Mays: When my children were in elementary school, I was president of the PTA for three years. People told me, "We like what you say and the way you say it." I enjoyed my children’s years of school as much as they did. One day my youngest son was very late coming home from kindergarten. When he finally showed up, his explanation was, "I stopped down at that big church and talked to a man with a black dress on. I liked him." My oldest son used to come home from a date, from enjoying life, and say, "Hey, Mom, thanks for your prayers; they work," meaning that he had been protected from harm while traveling in a car or whatever. All our children know Truth and live it. We’re so pleased that in their own way, they are showing people God. My oldest daughter is a hairdresser, and she says, "They know God when I’m through working on them." She and I have a good relationship; we get together and laugh about life. My children know, as I do, that there’s something better, more joy than people share. I’m a joy person.
New Thought: Tell us a little bit about your marriage to Blaine.
Mays: Our marriage is God-ordained, God-maintained, and God-sustained. We’ll have been married 50 years this October 2nd. We both receive some kind of help; God is working between us. I’m the Prayer Woman and the Love Woman back of the INTA President. It is such joy working side by side knowing what we know. You can’t change Truth, but you can sure help it along.
New Thought: Then you have been a part of the INTA effort since Blaine first took over as President in 1976.

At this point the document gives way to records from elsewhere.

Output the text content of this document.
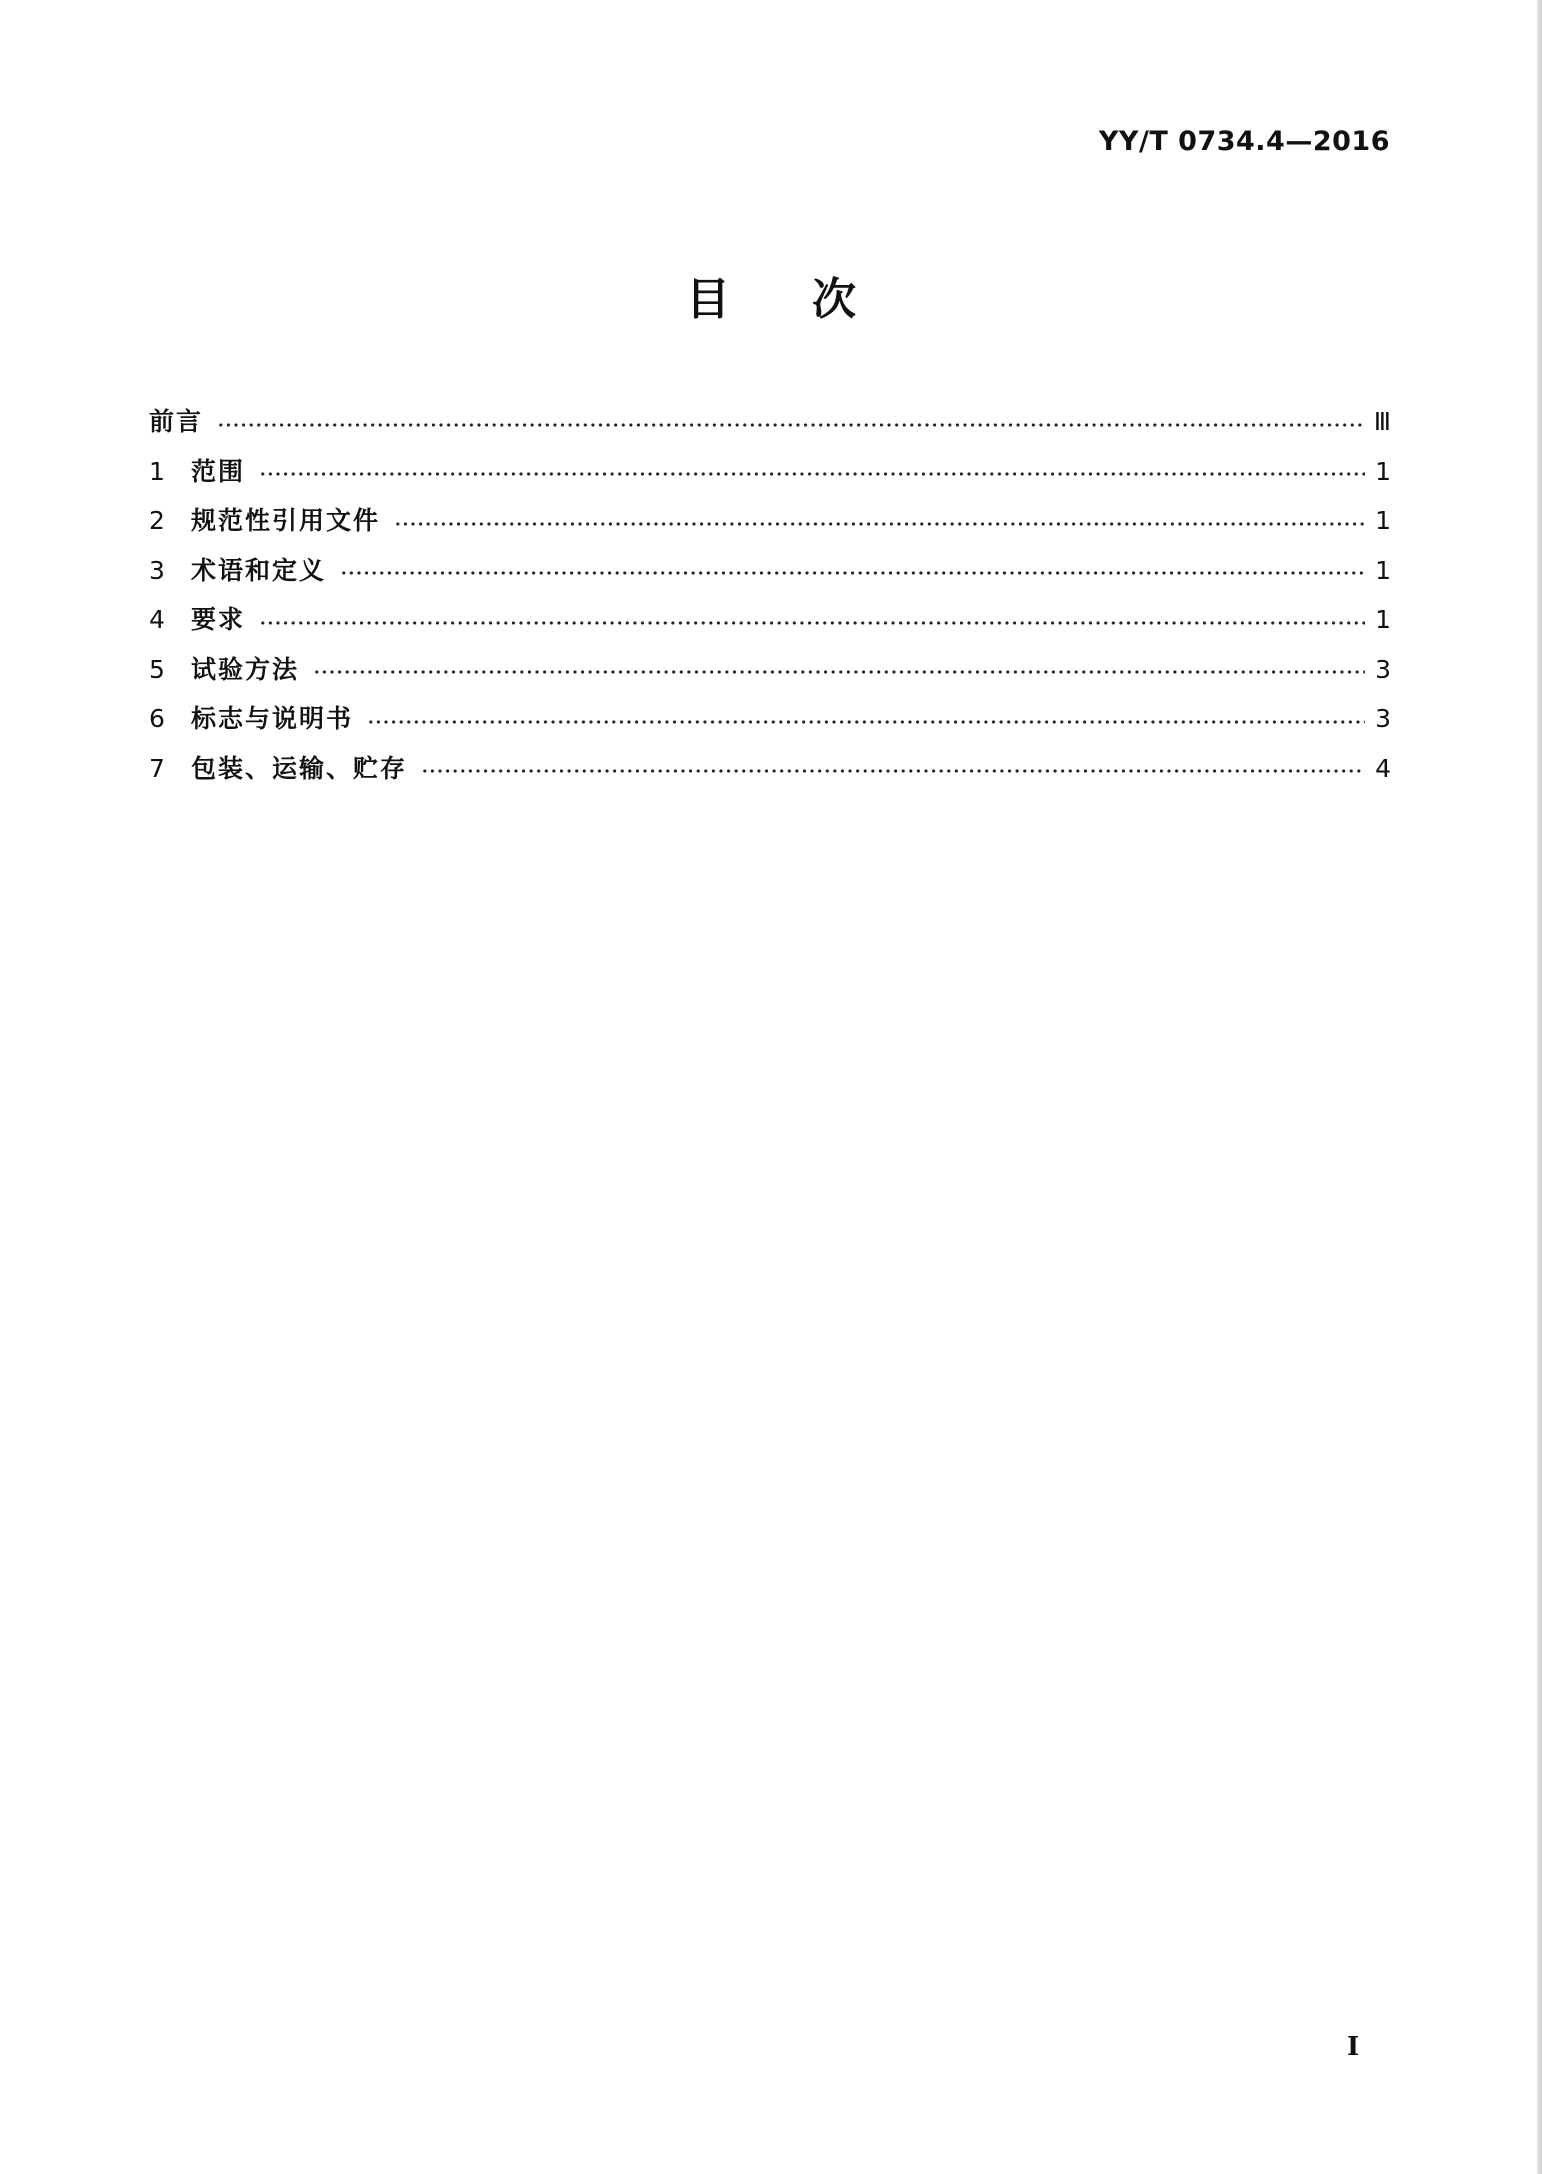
YY/T 0734.4—2016
目次
前言	Ⅲ
1	范围	1
2	规范性引用文件	1
3	术语和定义	1
4	要求	1
5	试验方法	3
6	标志与说明书	3
7	包装、运输、贮存	4
I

Mays: Yes. In the early years, when we faced the challenge of losing the Los Angeles office, Blaine traveled by bus from our home in Glendale, Arizona to Los Angeles. He brought all the files into our home, and the children helped maintain them. The whole family helped INTA get back on its feet.
New Thought: Can you sum up your New Thought approach for us?
Mays: I get within myself and pray about any situation. Whatever the challenge, there is a solution. Be patient, not anxious; have faith in that all-knowing, loving Presence. There’s nothing that can’t be healed. My whole heart, mind, and body go into the situation. There’s a connection; there’s bonding; there’s all that wonderful good. And there’s no ego, no conceit in God’s vocabulary.